Review: Train to Busan (2016)
Like the best films in the zombie apocalypse subgenre (such as George A. Romero’s Dawn of the Dead and Zack Snyder’s 2004 remake), Train to Busan succeeds as both a ripping thriller and biting social commentary. The title references the KTX high-speed rail line that runs from the capital Seoul, in the northwest of the country, to the second city, Busan, on the southeast coast across from Japan. Cutting diagonally across the peninsular country, the KTX also passes through major cities such as Deajon and Deagu.* Thus, the train, with its restricted space yet moveable location, elegantly supplies the film with a setting to explore both its narrower and wider interests. Featuring confined railcar suspense as well as large-scale disaster action, Train to Busan thrills and excites as it offers a window seat on some prominent tensions and concerns in 21st-century Korean culture and society.
In the film, a zombie infection strikes South Korea as a father, Seok-woo (Gong Yoo), and his estranged young daughter (Kim Su-an) travel by train to Busan to visit his separated wife. Seok-woo is a successful, ruthless fund manager. He works all the time and is losing touch with his daughter. When he misses her school recital, she demands to go see her mother. As they drive to the train station early the next morning, emergency vehicles race past them through the still-dark streets of early-morning Seoul. The character and zombie apocalypse setups are both efficient and economical, giving the audience just enough information about Seok-woo’s family life and teasing with just enough of the ominous signs that should begin any good disaster movie.

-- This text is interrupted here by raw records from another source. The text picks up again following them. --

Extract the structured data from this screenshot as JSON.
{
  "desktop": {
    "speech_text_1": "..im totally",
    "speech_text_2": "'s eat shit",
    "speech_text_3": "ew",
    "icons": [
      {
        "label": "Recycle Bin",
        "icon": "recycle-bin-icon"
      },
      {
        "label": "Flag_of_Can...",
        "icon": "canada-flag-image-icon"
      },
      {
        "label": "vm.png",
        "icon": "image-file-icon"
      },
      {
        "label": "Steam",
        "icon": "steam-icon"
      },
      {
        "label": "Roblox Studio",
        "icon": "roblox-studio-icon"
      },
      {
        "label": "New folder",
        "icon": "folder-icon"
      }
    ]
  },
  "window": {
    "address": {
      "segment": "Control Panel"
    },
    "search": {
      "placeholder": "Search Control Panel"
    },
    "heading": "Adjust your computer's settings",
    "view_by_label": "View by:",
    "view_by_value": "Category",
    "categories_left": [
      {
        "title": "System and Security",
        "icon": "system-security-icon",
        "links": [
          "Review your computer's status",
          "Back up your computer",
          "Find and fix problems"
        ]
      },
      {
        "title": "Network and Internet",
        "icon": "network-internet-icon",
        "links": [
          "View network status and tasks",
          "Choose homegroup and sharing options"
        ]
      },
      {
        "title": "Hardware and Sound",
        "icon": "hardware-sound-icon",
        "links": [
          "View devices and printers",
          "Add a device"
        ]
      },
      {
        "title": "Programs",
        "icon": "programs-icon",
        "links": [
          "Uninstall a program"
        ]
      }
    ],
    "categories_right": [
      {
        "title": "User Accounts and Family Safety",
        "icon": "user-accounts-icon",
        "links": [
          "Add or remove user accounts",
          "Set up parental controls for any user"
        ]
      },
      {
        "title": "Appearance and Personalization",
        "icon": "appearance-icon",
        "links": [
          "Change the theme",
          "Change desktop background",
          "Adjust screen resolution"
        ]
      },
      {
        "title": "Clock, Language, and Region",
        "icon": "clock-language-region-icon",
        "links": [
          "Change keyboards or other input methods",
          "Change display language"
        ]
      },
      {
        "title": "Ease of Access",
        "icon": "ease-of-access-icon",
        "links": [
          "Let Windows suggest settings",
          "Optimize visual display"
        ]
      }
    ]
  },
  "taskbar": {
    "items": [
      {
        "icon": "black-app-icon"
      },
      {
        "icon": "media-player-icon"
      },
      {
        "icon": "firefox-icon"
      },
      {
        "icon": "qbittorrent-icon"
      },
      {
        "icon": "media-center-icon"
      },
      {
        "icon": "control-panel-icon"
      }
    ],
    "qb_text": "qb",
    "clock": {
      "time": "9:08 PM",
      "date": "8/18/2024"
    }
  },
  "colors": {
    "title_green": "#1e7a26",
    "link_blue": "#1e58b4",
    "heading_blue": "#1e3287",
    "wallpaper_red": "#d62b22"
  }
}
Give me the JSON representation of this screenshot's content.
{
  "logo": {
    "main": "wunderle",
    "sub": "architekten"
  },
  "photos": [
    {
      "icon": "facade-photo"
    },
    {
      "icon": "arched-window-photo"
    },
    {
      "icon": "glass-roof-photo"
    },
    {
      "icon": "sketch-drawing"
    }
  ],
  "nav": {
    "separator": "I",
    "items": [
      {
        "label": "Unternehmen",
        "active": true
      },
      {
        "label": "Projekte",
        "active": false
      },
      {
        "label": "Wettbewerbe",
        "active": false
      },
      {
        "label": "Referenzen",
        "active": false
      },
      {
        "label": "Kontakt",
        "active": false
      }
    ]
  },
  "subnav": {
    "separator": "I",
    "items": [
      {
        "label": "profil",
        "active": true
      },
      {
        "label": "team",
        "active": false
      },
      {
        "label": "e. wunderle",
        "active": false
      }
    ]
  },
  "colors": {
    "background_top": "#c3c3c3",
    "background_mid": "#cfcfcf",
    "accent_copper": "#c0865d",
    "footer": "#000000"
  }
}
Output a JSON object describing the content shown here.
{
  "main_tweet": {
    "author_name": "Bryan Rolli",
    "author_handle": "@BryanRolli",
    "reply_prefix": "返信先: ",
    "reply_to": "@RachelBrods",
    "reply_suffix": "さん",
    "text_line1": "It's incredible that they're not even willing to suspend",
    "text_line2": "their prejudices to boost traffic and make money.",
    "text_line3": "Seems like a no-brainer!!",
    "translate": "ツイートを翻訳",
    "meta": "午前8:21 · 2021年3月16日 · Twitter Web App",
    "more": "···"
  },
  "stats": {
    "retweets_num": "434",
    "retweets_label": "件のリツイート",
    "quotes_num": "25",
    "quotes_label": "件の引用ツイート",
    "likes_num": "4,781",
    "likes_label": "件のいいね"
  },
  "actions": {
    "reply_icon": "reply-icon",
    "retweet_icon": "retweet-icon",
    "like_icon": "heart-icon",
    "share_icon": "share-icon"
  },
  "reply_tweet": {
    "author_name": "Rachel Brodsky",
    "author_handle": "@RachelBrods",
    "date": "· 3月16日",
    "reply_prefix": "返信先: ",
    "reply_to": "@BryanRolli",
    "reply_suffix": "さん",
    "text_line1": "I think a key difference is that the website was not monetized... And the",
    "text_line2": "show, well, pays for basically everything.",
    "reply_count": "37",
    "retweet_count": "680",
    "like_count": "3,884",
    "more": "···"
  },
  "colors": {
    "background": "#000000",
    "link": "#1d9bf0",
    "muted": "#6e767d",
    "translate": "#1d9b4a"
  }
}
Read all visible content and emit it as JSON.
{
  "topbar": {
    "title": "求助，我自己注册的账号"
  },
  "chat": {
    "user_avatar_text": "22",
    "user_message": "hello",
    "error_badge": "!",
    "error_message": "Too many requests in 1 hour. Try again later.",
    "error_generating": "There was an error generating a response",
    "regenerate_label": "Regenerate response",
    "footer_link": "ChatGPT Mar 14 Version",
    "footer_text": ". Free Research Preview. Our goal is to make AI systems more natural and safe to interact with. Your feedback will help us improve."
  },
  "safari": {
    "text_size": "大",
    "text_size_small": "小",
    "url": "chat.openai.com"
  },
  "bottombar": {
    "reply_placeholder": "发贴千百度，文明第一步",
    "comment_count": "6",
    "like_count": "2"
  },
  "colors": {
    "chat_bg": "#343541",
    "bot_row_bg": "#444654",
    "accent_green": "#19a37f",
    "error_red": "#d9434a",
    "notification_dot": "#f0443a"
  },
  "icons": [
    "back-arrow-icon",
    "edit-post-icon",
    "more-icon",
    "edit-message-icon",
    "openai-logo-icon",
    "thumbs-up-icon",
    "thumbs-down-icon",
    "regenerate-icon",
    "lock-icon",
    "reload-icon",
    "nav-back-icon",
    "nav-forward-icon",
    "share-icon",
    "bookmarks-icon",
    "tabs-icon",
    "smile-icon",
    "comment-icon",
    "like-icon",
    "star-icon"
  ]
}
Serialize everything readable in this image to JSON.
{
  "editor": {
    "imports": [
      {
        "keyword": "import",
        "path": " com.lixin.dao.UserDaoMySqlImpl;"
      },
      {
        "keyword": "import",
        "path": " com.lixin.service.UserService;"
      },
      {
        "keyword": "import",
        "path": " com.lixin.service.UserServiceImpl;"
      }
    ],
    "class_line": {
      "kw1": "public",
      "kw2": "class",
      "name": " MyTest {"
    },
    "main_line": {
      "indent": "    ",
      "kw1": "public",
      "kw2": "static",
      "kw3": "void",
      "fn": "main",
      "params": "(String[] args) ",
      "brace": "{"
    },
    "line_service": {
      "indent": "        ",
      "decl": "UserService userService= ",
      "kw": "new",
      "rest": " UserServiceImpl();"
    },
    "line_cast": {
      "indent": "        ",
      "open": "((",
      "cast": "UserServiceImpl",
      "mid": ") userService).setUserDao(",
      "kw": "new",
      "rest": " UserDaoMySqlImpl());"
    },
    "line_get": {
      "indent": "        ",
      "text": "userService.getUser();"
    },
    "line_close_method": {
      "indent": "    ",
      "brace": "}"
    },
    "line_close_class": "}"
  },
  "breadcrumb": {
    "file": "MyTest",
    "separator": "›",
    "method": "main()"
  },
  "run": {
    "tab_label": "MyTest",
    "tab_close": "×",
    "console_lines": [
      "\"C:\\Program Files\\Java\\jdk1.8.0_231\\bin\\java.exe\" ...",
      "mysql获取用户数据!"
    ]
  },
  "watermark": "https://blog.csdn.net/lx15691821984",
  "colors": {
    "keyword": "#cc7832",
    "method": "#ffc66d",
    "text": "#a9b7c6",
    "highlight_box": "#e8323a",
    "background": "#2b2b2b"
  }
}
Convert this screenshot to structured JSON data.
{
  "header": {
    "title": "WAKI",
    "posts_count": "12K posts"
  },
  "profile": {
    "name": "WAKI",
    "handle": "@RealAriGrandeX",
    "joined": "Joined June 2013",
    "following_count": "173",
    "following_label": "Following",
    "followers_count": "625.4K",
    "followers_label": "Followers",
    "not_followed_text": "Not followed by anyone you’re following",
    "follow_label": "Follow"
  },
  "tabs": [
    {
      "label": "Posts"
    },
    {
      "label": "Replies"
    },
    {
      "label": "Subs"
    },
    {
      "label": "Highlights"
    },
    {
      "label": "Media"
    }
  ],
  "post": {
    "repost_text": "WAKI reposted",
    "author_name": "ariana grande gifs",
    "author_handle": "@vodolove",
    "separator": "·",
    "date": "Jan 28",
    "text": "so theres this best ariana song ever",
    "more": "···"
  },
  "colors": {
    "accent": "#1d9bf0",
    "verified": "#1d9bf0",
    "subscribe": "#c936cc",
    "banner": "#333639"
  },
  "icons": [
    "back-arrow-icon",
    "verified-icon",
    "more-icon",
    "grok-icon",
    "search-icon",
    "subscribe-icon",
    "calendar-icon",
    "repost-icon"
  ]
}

As the train sets off with a troubled, twitching young woman getting onboard at the last second, we are introduced to the various characters: there are a pregnant woman (Jung Yu-mi) and her tough-guy husband (Ma Dong-seok), a team of teenage baseball players (most notably Choi Woo-sik) and the cool girl (Sohee, former member of the pop group Wonder Girls), and a high-stressed corporate boss (Kim Eui-sung), among others.
The setup also indicates how Train to Busan focuses on family drama and interpersonal dynamics while presenting glimpses of the large-scale social catastrophe occurring across the country. Most zombie films involve trapping a small number of characters in a confined space (think the house in Night of the Living Dead or the mall in Dawn of the Dead), but the train setting allows for a slightly novel approach to the social microcosm of most zombie movies. The confined railcar setting amps up the claustrophobic tension and fear of the zombie attack, as the train bullets south through a country falling into chaos. The viewer gets to experience a journey across South Korea as well as a microcosm of Korean society onboard the train.
The character dynamics expose tensions between the self-centredness and cutthroat individual competition of modern-day life and more traditional Korean values of familial duty and communal loyalty. It’s no accident that the most ruthless character is the CEO of a large corporation. In Korean society, the bonds of family are very strong and demand certain obligations, but we also see the strain of 21st-century professional life, with its emphasis on career ambition and advancement, on Seok-woo’s family life. In a fairly conventional yet effective way, Seok-woo must learn to become a better father and neighbour amidst the zombie crisis and the self-interest it inflames.
Overall, the zombie action is thrilling and fairly inventive. These are the fast, raging zombies first introduced in Danny Boyle’s 28 Days Later and Snyder’s Dawn of the Dead remake. At one point, zombie’s accrue to the back of a train, crawling onto each other and swelling the mass hanging behind the train car, allowing even more zombie’s to attach. I was reminded of the ant-like zombies in World War Z, climbing en masse over the walls of Jerusalem. Train to Busan offers gripping and fun close-quarters fighting as well as larger-scale disaster action, most notably a train crash.
For those unfamiliar with Korean films, the usual mix of gore, goofy humour, and high emotional drama might be surprising. Train to Busan is less silly than many, but there are plenty of character deaths milked for maximum emotion. Like The Host, the Korean monster blockbuster that became an international hit in the mid-2000s, Train to Busan is both an effective genre film as well as a good introduction to South Korean cinema, which continues to be one of the most dynamic on the planet today.
*The KTA also passes through the small city Miryang, where I lived and taught for a year in the late 2000s.